知玄合十还礼,左右打量,又看看燃烧着的聚义厅,皱起了眉头。
“贫僧刚才见到吕寨主与铁头陀一先一后奔着山下而去,我喊了一声,他们也没有停下,只朝我摆了摆手。山上到底发生了什么事?牧寨主他们呢?”
“说来话长,我师兄他……受了点伤,现在四寨主等人正在帮他医治。”
看到断江流的神色,知玄晓得牧朝飞的伤势非轻,唐王寨内这一场乱子不小。他想去探看牧朝飞,但聚义厅还在熊熊燃烧,不及时灭火,随时有可能坍塌,而且如果山风把火焰吹到别处,整个唐王寨都会付之一炬,甚至引发山火烧毁灵空山也不无可能。知玄只得先顾眼前,他向断江流说道:“既是如此,那咱们等下再说,等贫僧先行灭火。”
断江流虽然敬重知玄,但只知道他是一个抛弃富贵修行的皇子,从未见过他施展本领。心想喽啰们不住往大厅上泼水,也只能暂缓火势而已,等下铜缸中的水用尽,就只好眼睁睁看着聚义厅化为灰烬,一个赤手空拳的和尚,又怎么能扑灭烈焰?所以断江流口中虽然唯唯称是,但满腹狐疑。
知玄也不管他怎么想,当下闭目凝神,默念起经文来。
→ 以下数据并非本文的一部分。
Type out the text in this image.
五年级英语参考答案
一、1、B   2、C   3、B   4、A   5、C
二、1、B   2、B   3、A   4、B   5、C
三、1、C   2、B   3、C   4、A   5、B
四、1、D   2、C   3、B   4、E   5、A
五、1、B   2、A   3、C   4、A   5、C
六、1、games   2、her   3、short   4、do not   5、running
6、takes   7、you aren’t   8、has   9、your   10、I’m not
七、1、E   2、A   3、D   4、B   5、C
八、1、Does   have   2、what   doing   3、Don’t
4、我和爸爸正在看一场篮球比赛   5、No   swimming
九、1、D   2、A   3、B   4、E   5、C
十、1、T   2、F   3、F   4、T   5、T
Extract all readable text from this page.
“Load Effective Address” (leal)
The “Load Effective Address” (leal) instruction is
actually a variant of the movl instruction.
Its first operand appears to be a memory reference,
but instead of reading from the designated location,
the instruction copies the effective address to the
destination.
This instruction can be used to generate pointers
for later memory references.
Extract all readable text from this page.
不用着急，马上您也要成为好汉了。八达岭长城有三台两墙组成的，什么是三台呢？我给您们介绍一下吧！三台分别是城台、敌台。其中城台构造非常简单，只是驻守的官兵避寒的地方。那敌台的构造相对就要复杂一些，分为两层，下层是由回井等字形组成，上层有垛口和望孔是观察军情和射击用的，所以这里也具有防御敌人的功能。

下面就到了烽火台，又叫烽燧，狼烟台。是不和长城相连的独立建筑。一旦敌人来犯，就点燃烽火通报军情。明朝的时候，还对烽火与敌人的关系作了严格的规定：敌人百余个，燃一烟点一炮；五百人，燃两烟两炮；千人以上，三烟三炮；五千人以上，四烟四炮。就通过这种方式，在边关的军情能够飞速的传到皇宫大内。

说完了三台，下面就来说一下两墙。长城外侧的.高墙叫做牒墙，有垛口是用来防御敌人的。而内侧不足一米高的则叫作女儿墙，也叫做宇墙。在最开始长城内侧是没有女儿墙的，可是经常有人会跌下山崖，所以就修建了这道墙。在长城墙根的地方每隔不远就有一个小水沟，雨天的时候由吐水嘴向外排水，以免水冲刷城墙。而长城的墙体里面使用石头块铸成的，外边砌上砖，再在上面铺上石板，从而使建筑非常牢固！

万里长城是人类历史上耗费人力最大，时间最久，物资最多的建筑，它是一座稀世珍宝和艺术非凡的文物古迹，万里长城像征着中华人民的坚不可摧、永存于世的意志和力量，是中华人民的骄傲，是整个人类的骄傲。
断江流见状暗叫苦也,还以为知玄有什么惊人的手段,却只是念经求雨罢了,那岂有当场就灵验的?他苦着脸看看雁菩提,雁菩提也不以为然地摇摇头。
然而随着知玄的诵念,山中的雾气渐渐在他身边聚集,霎时间他就笼罩在一大团白雾之中。断江流与喽啰们惊讶地看着他,白雾越来越浓,忽听知玄在雾中大喝一声“起!”团雾应声而起,直冲云霄,宛若一条白龙腾空。
雾气在空中不散,而是盘踞在聚义厅上方,知玄诵经不止,浓雾聚集了空中的水汽,形成一片雨云,它的颜色由白转灰,越来越暗,不多时化作纷飞雨点坠落下来。降雨的范围并不大,只不过刚好笼住聚义厅而已,但云厚雨急,势如倾盆。
烈火在突如其来的暴雨之下,失去了嚣张的气焰,不断退缩,转眼工夫就渐次熄灭,只余下烧焦的梁木发出“嘶嘶”的哀鸣,散发着残余的烟气。